Dr Pietro Stefanini
Postdoctoral Fellow, September 2025 - September 2026
Home institution: University of Edinburgh
Pietro holds a PhD from the University of Edinburgh, where he was awarded a Politics and International Relations doctoral scholarship. His research on settler colonialism, humanitarianism, and resistance has been published or is forthcoming in Millennium: Journal of International Studies, Participation and Conflict, and the Journal of Palestine Studies. He is also the editor of Palestine in a Time of Genocide: The Global Responsibility for Gaza (forthcoming Routledge 2026), and UNRWA at 70: Palestinian Refugees in Context (Al Jazeera Centre for Studies 2020). He has written shorter pieces for History Workshop, Legal Agenda and Middle East Eye, and has appeared as a commentator on Al Jazeera TV. Before moving to the UK to begin his studies, he grew up between Bologna, Damascus and Occupied Jerusalem.
Project title: Making Colonisation Humanitarian: A Genealogy of Settler Humanitarianism in Palestine/Israel
While at IASH, I will be working on a book manuscript based on my doctoral research, which deploys archival and ethnographic methods to trace a genealogy of the relationship between humanitarianism and settler colonialism, from the period of British imperial rule in Palestine, through the 1948 and 1967 wars, to the contemporary conjuncture and the destruction of Gaza. The study engages with multiple academic fields, drawing from anthropology, global history, and International Relations. It contributes to anthropological explanations of humanitarianism as an instrument of power, while also adding a settler colonial perspective to global histories of humanitarianism in the Middle East. The project builds on a tradition of IR scholarship that has sought to critique the racial hierarchies upon which the discipline rests.
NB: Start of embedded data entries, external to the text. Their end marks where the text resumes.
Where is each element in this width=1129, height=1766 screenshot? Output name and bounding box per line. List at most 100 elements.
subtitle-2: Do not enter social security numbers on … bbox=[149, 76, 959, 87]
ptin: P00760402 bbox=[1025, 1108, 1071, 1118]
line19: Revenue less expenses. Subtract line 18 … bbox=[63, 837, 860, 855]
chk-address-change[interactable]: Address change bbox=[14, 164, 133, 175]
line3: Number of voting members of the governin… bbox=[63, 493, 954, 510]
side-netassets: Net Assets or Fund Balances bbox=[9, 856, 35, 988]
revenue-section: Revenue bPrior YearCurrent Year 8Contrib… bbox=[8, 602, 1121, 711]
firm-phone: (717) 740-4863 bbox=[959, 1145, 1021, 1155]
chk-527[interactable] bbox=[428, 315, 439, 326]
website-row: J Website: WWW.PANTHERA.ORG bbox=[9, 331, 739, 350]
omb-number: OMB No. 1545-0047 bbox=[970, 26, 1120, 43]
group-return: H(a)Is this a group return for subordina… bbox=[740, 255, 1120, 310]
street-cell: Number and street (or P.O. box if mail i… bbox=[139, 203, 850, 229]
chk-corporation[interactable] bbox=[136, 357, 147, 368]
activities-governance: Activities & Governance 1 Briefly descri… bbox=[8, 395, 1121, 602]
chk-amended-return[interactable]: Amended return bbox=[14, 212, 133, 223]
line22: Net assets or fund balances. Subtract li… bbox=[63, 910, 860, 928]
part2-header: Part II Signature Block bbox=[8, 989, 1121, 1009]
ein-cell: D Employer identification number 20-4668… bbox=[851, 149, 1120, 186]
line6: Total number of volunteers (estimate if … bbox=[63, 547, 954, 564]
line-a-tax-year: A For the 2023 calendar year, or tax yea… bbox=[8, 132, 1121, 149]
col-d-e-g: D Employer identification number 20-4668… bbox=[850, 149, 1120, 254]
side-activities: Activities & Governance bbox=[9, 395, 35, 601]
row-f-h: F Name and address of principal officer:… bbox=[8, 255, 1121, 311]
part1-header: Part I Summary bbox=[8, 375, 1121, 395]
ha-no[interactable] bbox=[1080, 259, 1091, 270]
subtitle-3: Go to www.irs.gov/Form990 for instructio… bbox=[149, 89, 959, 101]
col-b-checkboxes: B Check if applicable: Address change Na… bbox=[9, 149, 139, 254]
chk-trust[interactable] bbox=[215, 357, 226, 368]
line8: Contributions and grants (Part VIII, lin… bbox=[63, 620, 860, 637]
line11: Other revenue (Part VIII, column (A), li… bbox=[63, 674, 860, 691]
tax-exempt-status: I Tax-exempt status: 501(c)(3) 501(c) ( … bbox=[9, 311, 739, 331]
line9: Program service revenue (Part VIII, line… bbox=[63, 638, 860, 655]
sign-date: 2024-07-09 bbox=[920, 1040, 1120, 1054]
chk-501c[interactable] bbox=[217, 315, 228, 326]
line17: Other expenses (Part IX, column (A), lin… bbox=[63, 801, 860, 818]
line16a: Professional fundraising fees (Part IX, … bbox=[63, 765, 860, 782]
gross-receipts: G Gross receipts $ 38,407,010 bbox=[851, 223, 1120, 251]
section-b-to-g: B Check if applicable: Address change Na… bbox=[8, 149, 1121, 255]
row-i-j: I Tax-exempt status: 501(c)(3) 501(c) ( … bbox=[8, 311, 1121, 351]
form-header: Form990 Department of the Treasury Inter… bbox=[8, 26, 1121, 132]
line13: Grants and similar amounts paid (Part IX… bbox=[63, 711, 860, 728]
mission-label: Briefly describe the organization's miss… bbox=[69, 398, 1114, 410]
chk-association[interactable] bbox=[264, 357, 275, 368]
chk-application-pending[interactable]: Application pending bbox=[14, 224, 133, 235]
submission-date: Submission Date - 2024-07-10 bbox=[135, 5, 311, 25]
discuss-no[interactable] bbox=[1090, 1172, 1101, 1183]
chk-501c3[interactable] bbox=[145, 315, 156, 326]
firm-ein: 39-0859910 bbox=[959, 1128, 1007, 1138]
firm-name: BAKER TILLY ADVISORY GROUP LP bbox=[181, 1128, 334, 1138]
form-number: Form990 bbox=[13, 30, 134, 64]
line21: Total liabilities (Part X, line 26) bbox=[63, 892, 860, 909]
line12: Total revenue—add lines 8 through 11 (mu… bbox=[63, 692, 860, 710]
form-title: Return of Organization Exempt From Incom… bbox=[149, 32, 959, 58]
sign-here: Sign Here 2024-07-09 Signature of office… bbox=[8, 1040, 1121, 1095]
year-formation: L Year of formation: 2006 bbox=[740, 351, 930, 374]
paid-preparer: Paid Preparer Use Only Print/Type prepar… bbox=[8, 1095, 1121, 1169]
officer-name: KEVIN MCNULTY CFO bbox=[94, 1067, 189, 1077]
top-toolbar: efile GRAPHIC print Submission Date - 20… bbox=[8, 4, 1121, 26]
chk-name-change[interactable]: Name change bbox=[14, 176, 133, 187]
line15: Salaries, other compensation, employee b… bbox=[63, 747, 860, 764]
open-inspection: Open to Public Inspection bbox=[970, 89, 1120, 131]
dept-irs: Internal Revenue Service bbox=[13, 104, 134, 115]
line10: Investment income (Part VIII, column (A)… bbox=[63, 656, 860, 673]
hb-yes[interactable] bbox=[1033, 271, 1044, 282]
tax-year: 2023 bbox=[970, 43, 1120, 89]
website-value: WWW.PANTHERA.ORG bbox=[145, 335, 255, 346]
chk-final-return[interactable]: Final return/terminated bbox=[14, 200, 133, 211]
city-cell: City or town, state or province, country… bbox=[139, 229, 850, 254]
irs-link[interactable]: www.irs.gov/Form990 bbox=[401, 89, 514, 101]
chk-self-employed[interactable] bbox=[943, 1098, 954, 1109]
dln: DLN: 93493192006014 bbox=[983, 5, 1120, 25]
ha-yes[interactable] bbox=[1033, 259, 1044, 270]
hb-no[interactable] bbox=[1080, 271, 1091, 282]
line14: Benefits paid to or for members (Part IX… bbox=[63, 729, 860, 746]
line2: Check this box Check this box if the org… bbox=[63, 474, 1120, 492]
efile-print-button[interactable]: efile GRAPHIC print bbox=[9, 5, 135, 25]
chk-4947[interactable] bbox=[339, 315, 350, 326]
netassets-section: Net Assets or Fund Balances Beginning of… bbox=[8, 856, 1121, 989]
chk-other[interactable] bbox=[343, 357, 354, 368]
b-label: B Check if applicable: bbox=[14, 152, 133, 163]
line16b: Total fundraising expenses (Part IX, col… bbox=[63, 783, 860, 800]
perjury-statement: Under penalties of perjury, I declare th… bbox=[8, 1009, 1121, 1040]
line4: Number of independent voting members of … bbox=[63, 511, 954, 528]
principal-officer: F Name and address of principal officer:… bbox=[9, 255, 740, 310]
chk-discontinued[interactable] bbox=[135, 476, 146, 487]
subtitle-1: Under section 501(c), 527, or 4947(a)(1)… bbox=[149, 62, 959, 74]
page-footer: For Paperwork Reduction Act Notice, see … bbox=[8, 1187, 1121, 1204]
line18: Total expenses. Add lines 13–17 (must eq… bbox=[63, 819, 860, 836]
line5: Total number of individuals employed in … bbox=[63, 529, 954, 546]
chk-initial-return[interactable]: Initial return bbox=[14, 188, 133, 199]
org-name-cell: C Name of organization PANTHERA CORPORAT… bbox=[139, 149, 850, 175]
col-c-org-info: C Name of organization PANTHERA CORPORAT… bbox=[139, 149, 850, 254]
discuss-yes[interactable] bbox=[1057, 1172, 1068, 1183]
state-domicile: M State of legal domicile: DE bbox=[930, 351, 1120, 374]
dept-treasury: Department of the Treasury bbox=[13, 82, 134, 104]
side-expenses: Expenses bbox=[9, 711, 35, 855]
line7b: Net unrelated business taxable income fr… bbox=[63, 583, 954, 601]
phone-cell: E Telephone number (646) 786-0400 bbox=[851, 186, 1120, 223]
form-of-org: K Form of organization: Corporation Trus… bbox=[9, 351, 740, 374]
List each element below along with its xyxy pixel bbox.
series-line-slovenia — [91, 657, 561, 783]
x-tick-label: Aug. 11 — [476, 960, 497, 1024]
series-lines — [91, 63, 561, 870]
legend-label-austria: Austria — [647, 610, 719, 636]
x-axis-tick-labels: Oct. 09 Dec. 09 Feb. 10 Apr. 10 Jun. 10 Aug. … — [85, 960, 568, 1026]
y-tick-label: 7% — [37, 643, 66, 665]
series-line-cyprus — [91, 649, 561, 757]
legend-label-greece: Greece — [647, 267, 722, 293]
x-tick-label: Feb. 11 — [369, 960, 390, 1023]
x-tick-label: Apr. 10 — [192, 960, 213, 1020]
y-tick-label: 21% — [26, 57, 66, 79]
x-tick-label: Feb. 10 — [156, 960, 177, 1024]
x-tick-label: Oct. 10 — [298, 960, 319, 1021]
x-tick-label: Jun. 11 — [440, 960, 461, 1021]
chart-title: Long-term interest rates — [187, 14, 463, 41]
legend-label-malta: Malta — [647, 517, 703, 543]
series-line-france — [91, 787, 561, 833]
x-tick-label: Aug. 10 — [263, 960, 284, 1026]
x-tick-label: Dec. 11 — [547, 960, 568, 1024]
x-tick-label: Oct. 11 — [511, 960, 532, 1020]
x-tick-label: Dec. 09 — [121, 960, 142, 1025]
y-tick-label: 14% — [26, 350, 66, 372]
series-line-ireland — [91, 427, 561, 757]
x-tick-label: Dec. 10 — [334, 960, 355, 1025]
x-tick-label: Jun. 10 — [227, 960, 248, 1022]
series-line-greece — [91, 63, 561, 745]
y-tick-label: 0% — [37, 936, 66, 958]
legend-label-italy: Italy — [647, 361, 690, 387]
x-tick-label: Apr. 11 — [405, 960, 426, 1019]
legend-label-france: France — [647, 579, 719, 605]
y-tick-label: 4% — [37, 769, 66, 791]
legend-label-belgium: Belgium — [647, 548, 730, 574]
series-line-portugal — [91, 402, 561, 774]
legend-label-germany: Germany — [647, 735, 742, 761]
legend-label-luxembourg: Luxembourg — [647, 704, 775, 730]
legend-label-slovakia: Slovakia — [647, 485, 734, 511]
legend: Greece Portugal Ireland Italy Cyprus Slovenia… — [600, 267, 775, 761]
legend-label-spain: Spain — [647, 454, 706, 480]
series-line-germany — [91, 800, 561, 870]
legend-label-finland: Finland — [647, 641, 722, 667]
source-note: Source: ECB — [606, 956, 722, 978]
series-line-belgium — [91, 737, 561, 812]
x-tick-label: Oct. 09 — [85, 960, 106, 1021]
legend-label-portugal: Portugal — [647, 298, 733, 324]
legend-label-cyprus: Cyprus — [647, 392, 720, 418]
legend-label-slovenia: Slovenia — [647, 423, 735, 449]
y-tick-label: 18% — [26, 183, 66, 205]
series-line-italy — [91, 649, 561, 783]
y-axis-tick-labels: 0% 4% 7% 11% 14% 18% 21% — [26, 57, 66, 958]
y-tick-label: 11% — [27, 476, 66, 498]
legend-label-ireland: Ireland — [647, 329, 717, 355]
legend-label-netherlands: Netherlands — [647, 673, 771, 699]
The book illustrates a settler colonial modality of humanitarianism along two main axes: enabling the continuous reproduction of the settler society; and providing a mechanism for the dispossession of the Palestinian people. It demonstrates how, rather than constituting a constant dynamic throughout a century-long historical arc, the settler form of humanitarianism gains particular prominence during moments of crisis, disruptions of populations (both settler and native), and peaks in colonial violence.